A Marshall County trial court erred when it granted summary judgment in favor of the Indiana Department of Revenue on a man’s attempt to collect breeder’s award proceeds owed to another man who had outstanding tax warrants.
The Department of Revenue filed four tax warrants in Marshall County against Dale Dodson in 2000 and 2010 for unpaid income taxes he owed. Gordon Etzler filed a UCC financing statement later in 2010 asserting an interest in the breeder’s award proceeds owed to Dodson by the Indiana Horse Racing Commission. More than $11,000 in breeder’s awards were levied against Dodson and were intercepted by the state to pay his outstanding tax liabilities.
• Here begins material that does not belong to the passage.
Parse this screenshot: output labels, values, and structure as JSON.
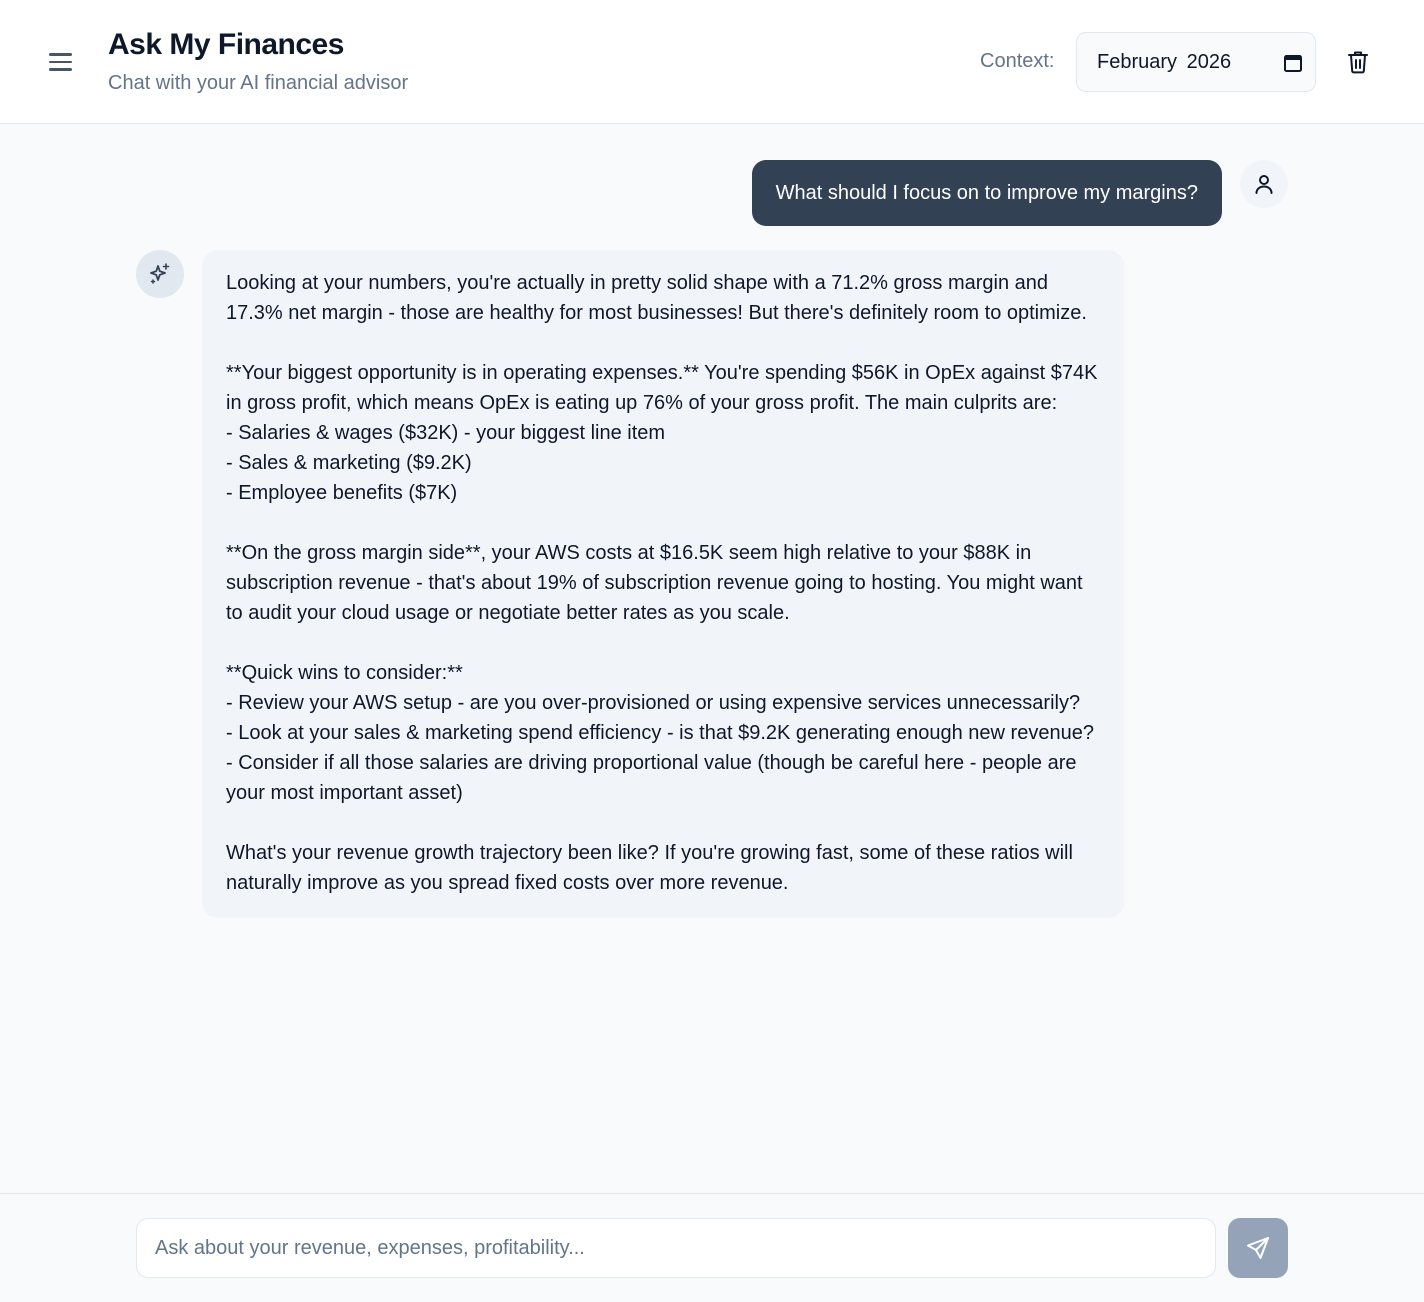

Etzler demanded from the revenue department those funds. When the state refused to pay them, Etzler sued in Porter County. The case was transferred to Marshall County, where the trial court ruled in favor of the state.
In Gordon A. Etzler v. Indiana Department of Revenue, 50A04-1406-PL-285, the Court of Appeals concluded that Etzler is entitled to summary judgment, so it reversed the lower court. The department argued that since it filed the tax warrants before Etzler filed his UCC financing statement, it was entitled to the breeder’s award proceeds.
Indiana Code 6-8.1-8-8 limits the department’s authority to collect upon its lien “without judicial proceedings” to the property “in the county” in which the tax warrant was issued and a judgment created pursuant to I.C. 6-8.1-8-2. The state only filed a tax warrant in Marshall County and did not attempt to enforce the judgment by any action available to it in order to satisfy the judgment.
“We conclude that because the judgment resulting from the Department’s Marshall County tax warrant only creates a lien on property ‘in the county,’ Ind. Code § 6-8.1-8-2(e), and because the Department did not take measures to establish a lien on property located in any other county, the Department’s ability to levy on Dodson’s property was limited to Marshall County,” Judge Margret Robb.
“The Department levied on the breeder’s award proceeds prior to their deposit in Dodson’s bank account and thus prior to the Department’s ability to collect directly from a financial institution under Indiana Code section 6-8.1-8-8(1). The Department does not dispute that the funds were located outside of Marshall County at the time they were seized. Consequently, we conclude that the Department did not have authority to levy on the breeder’s award proceeds and that it is not entitled to summary judgment.”